[PATCH v4 4/8] crypto: x86/aesni-xctr: Add accelerated implementation of XCTR

Mon Apr 18 17:13:54 PDT 2022

On Tue, Apr 12, 2022 at 05:28:12PM +0000, Nathan Huckleberry wrote:
> diff --git a/arch/x86/crypto/aesni-intel_asm.S b/arch/x86/crypto/aesni-intel_asm.S
> index 363699dd7220..ce17fe630150 100644
> --- a/arch/x86/crypto/aesni-intel_asm.S
> +++ b/arch/x86/crypto/aesni-intel_asm.S
> @@ -2821,6 +2821,76 @@ SYM_FUNC_END(aesni_ctr_enc)
>  
>  #endif
>  
> +#ifdef __x86_64__
> +/*
> + * void aesni_xctr_enc(struct crypto_aes_ctx *ctx, const u8 *dst, u8 *src,
> + *		      size_t len, u8 *iv, int byte_ctr)
> + */
> +SYM_FUNC_START(aesni_xctr_enc)
> +	FRAME_BEGIN
> +	cmp $16, LEN
> +	jb .Lxctr_ret
> +	shr	$4, %arg6
> +	movq %arg6, CTR
> +	mov 480(KEYP), KLEN
> +	movups (IVP), IV
> +	cmp $64, LEN
> +	jb .Lxctr_enc_loop1
> +.align 4
> +.Lxctr_enc_loop4:
> +	movaps IV, STATE1
> +	vpaddq ONE(%rip), CTR, CTR
> +	vpxor CTR, STATE1, STATE1
> +	movups (INP), IN1
> +	movaps IV, STATE2
> +	vpaddq ONE(%rip), CTR, CTR
> +	vpxor CTR, STATE2, STATE2
> +	movups 0x10(INP), IN2
> +	movaps IV, STATE3
> +	vpaddq ONE(%rip), CTR, CTR
> +	vpxor CTR, STATE3, STATE3
> +	movups 0x20(INP), IN3
> +	movaps IV, STATE4
> +	vpaddq ONE(%rip), CTR, CTR
> +	vpxor CTR, STATE4, STATE4
> +	movups 0x30(INP), IN4
> +	call _aesni_enc4
> +	pxor IN1, STATE1
> +	movups STATE1, (OUTP)
> +	pxor IN2, STATE2
> +	movups STATE2, 0x10(OUTP)
> +	pxor IN3, STATE3
> +	movups STATE3, 0x20(OUTP)
> +	pxor IN4, STATE4
> +	movups STATE4, 0x30(OUTP)
> +	sub $64, LEN
> +	add $64, INP
> +	add $64, OUTP
> +	cmp $64, LEN
> +	jge .Lxctr_enc_loop4
> +	cmp $16, LEN
> +	jb .Lxctr_ret
> +.align 4
> +.Lxctr_enc_loop1:
> +	movaps IV, STATE
> +	vpaddq ONE(%rip), CTR, CTR
> +	vpxor CTR, STATE1, STATE1
> +	movups (INP), IN
> +	call _aesni_enc1
> +	pxor IN, STATE
> +	movups STATE, (OUTP)
> +	sub $16, LEN
> +	add $16, INP
> +	add $16, OUTP
> +	cmp $16, LEN
> +	jge .Lxctr_enc_loop1
> +.Lxctr_ret:
> +	FRAME_END
> +	RET
> +SYM_FUNC_END(aesni_xctr_enc)
> +
> +#endif

Sorry, I missed this file.  This is the non-AVX version, right?  That means that
AVX instructions, i.e. basically anything instruction starting with "v", can't
be used here.  So the above isn't going to work.  (There might be a way to test
this with QEMU; maybe --cpu-type=Nehalem without --enable-kvm?)
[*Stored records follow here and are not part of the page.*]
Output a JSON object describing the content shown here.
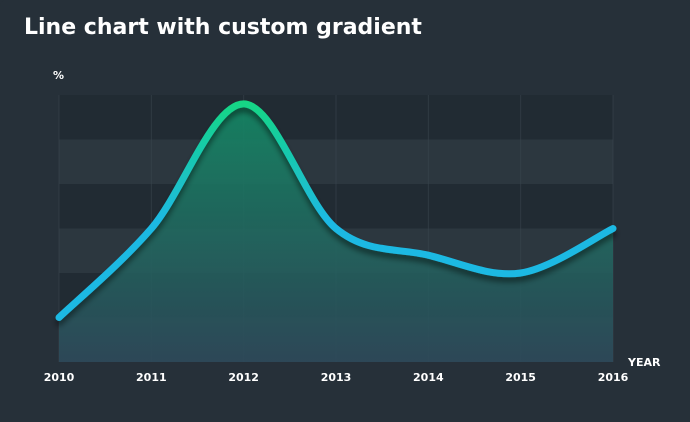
{
  "chart_data": {
    "type": "area",
    "title": "Line chart with custom gradient",
    "xlabel": "YEAR",
    "ylabel": "%",
    "x": [
      "2010",
      "2011",
      "2012",
      "2013",
      "2014",
      "2015",
      "2016"
    ],
    "series": [
      {
        "values": [
          10,
          30,
          58,
          30,
          24,
          20,
          30
        ]
      }
    ],
    "ylim": [
      0,
      60
    ],
    "grid": true,
    "legend": "none",
    "colors": {
      "background": "#263039",
      "band_dark": "#212b33",
      "band_light": "#2c373f",
      "line_top": "#13d683",
      "line_bottom": "#1fb9e3",
      "area_top": "#138a65",
      "area_bottom": "#2d4a5b",
      "gridline": "#3a454e"
    }
  }
}
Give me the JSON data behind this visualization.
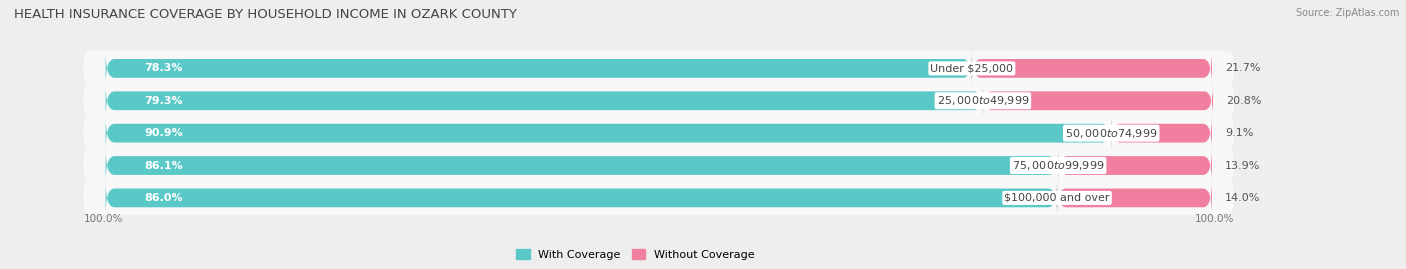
{
  "title": "HEALTH INSURANCE COVERAGE BY HOUSEHOLD INCOME IN OZARK COUNTY",
  "source": "Source: ZipAtlas.com",
  "categories": [
    "Under $25,000",
    "$25,000 to $49,999",
    "$50,000 to $74,999",
    "$75,000 to $99,999",
    "$100,000 and over"
  ],
  "with_coverage": [
    78.3,
    79.3,
    90.9,
    86.1,
    86.0
  ],
  "without_coverage": [
    21.7,
    20.8,
    9.1,
    13.9,
    14.0
  ],
  "color_with": "#5bc8c8",
  "color_without": "#f07fa0",
  "bar_height": 0.58,
  "background_color": "#eeeeee",
  "bar_bg_color": "#f8f8f8",
  "title_fontsize": 9.5,
  "label_fontsize": 8.0,
  "tick_fontsize": 7.5,
  "source_fontsize": 7.0,
  "with_label_color": "#ffffff",
  "without_label_color": "#555555",
  "category_label_color": "#444444",
  "xlim_left": -5,
  "xlim_right": 130,
  "total_width": 100
}
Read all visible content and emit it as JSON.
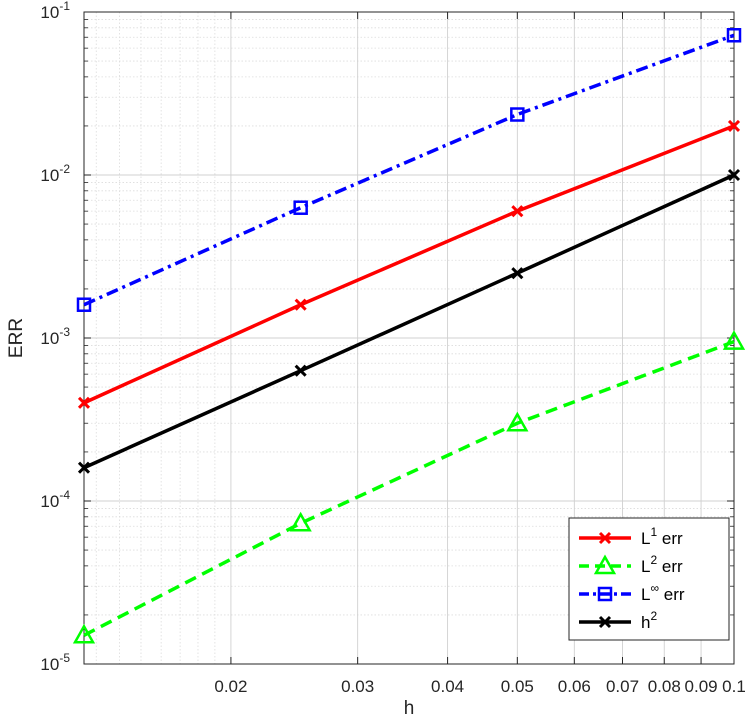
{
  "chart_data": {
    "type": "line",
    "xlabel": "h",
    "ylabel": "ERR",
    "xscale": "log",
    "yscale": "log",
    "xlim": [
      0.0125,
      0.1
    ],
    "ylim": [
      1e-05,
      0.1
    ],
    "grid": true,
    "legend_position": "bottom-right",
    "x": [
      0.0125,
      0.025,
      0.05,
      0.1
    ],
    "x_ticks": [
      0.02,
      0.03,
      0.04,
      0.05,
      0.06,
      0.07,
      0.08,
      0.09,
      0.1
    ],
    "x_tick_labels": [
      "0.02",
      "0.03",
      "0.04",
      "0.05",
      "0.06",
      "0.07",
      "0.08",
      "0.09",
      "0.1"
    ],
    "y_ticks": [
      1e-05,
      0.0001,
      0.001,
      0.01,
      0.1
    ],
    "y_tick_labels": [
      {
        "base": "10",
        "exp": "-5"
      },
      {
        "base": "10",
        "exp": "-4"
      },
      {
        "base": "10",
        "exp": "-3"
      },
      {
        "base": "10",
        "exp": "-2"
      },
      {
        "base": "10",
        "exp": "-1"
      }
    ],
    "series": [
      {
        "name_base": "L",
        "name_sup": "1",
        "name_tail": " err",
        "color": "#ff0000",
        "dash": "solid",
        "marker": "x",
        "values": [
          0.0004,
          0.0016,
          0.006,
          0.02
        ]
      },
      {
        "name_base": "L",
        "name_sup": "2",
        "name_tail": " err",
        "color": "#00ff00",
        "dash": "dashed",
        "marker": "triangle",
        "values": [
          1.5e-05,
          7.3e-05,
          0.0003,
          0.00095
        ]
      },
      {
        "name_base": "L",
        "name_sup": "∞",
        "name_tail": " err",
        "color": "#0000ff",
        "dash": "dashdot",
        "marker": "square",
        "values": [
          0.0016,
          0.0063,
          0.0235,
          0.072
        ]
      },
      {
        "name_base": "h",
        "name_sup": "2",
        "name_tail": "",
        "color": "#000000",
        "dash": "solid",
        "marker": "x",
        "values": [
          0.00016,
          0.00063,
          0.0025,
          0.01
        ]
      }
    ]
  }
}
You could rewrite this without using AVX instructions.  However, polyval-clmulni
is broken in the same way; it uses AVX instructions without checking whether
they are available.  But your patchset doesn't aim to provide a non-AVX polyval
implementation at all.  So even if you got the non-AVX XCTR working, it wouldn't
be paired with an accelerated polyval.

So I think you should just not provide non-AVX versions for now.  That would
mean:

	1.) Drop the change to aesni-intel_asm.S
	2.) Don't register the AES XCTR algorithm unless AVX is available
	    (in addition to AES-NI)
	3.) Don't register polyval-clmulni unless AVX is available
	    (in addition to CLMUL-NI)

- Eric